Detection is an interaction that results in an observer "knowing" that the wavefunction has collapsed. Yes, it's a vaguely circular definition. In the many worlds view of quantum mechanics, an observer "detects" the state of a particle and in doing so splits his world into as many different independent alternative worlds as there are possible values for the state of the particle.
In the case of the two-slit interferometer, the observer detects the position ("state") of each photon that strikes a screen. That "detection" (according to the MW view) is not really an observation of what the photon's state (i.e., location) is, but rather a projection of the observer's world onto one of the possible values of the photon's state. In a sense, the observer's world splits into all the possible worlds that would result immediately after the detection event, depending on the possible different state values that the photon might have.
The gedankenexperiment of Schroedinger's cat can be generalized to help explain this. Suppose we put the observer inside a box that is totally isolated from the rest of the universe, and the observer in the box detects a photon on a screen. We cannot know where on that screen the observer detected the photon, until we open the box and look at the observer's records. Moreover, according to Bell's theorem, from our perspective, the observer himself is a quantum object -- so the location of the photon's impact on the screen does not even have an actual value from our perspective until we open the box. The value is not hidden; it is indeterminate. The observer inside the box is sure to think he knows where the photon hit his screen, but from our perspective the observer is in a superposition of states until we "detect" what his state is: until we "open the box". As far as we are concerned, the observer co-exists in all possible states corresponding to different places the photon strikes his screen; and in each state he is sure he knows where the photon struck his screen -- but for each of his different states the photon landed a different place.

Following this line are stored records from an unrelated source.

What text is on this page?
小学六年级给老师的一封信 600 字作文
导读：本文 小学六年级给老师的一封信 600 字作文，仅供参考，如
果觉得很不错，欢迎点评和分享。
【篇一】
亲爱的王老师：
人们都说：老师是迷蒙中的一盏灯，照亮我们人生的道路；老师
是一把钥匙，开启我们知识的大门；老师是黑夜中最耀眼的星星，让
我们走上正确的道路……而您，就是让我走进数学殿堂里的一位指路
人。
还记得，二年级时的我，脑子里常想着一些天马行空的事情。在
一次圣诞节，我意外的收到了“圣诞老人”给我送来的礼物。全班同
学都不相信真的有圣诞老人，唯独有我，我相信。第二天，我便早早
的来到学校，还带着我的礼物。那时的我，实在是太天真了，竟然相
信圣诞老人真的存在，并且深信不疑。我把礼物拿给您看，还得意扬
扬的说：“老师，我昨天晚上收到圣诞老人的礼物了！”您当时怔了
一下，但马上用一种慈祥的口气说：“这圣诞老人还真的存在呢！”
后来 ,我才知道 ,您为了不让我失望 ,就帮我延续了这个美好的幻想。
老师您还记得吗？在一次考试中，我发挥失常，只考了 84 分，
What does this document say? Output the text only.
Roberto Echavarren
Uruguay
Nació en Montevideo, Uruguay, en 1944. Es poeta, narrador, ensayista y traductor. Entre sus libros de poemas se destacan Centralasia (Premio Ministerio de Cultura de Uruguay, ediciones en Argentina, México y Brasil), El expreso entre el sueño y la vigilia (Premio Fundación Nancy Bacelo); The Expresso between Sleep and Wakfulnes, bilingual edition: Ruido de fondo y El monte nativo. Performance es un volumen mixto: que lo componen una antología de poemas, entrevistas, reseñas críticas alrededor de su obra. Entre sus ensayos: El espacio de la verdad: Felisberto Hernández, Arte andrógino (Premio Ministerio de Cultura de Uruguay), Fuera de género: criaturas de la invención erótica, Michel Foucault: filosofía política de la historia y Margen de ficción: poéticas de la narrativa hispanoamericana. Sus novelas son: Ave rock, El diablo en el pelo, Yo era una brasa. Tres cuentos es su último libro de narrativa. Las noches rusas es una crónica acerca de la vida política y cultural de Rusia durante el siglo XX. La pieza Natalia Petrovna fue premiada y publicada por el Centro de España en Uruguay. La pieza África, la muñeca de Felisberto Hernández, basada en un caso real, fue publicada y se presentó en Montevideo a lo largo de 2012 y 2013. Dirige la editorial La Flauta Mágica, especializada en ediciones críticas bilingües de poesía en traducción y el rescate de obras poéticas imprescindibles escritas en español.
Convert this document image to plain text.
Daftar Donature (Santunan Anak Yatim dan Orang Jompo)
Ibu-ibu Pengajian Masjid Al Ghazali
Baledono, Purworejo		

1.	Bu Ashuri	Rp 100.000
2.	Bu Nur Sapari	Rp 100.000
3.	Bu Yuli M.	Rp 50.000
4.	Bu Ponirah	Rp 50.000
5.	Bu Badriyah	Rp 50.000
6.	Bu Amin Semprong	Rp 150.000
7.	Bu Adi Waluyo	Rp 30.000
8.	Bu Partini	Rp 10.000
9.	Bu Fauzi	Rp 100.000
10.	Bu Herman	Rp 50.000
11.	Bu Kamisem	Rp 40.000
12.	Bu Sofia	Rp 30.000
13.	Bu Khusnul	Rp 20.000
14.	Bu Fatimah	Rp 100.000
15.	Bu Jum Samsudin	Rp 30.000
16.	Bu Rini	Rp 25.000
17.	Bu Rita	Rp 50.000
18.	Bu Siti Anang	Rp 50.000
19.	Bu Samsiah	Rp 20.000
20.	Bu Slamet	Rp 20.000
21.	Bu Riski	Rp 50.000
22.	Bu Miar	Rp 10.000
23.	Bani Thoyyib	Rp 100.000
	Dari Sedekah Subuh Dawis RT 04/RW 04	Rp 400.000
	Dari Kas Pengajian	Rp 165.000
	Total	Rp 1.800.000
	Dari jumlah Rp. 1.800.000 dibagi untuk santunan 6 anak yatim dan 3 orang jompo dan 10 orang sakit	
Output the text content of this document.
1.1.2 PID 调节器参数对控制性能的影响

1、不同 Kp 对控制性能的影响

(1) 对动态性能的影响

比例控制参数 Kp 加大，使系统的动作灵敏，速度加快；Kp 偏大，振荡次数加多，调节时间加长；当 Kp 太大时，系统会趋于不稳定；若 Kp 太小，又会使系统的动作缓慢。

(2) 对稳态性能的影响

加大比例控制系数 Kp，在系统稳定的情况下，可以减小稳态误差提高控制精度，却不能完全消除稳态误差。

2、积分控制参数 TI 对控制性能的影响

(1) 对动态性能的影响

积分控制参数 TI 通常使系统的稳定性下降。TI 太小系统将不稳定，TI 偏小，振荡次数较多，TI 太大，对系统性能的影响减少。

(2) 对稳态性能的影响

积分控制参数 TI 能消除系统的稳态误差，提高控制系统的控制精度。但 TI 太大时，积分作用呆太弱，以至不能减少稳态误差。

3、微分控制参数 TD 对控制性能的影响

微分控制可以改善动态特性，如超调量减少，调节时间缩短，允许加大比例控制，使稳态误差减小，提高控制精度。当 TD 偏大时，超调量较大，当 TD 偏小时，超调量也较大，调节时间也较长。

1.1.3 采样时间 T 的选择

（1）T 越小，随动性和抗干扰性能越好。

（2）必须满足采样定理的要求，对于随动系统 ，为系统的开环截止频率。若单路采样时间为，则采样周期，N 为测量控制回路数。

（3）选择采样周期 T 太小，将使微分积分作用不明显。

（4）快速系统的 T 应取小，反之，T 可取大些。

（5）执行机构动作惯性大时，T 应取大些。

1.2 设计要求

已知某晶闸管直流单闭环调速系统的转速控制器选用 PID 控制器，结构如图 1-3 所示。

All that is background for saying that as long as there is no possible way to know that the photon reflected off a given mirror in an interferometer, the photon wavefunction takes all available paths including those in which it does not reflect of the mirror -- and it will thus form the interference pattern we observe.
If we were to make the mirror so tiny and thin that its recoil could in principle be detected , there would be no interference pattern. I know some folks will ponder what might happen in the gray area between using an extremely tiny & thin mirror and using a normal several-to-many grams mirror. I don't know if anyone has done the experiment, but I'll bet what happens is that the interference pattern's contrast is reduced as the mirror's recoil approaches detectability. It would be an experiment worth doing.
Best Answer
Each photon does not have its own wave function. They are entangled. By definition, there is only one wave function between them. One function describes both particles simultaneously. If you do something to one particle that alters the wave function, then that's it; the wave function is altered.
Here's an analogy: I have a bag with two apples in it. Then I pose this question. If I were to tie a knot in the top of the first apple's bag, would the second apple's bag remain unchanged? The answer is obvious: both apples are in the same bag so if you make changes to the bag of the first apple, the bag of the second can't remain unchanged.
It's the same with entangled particles. The wave function is like the bag; there's only one that describes both particles.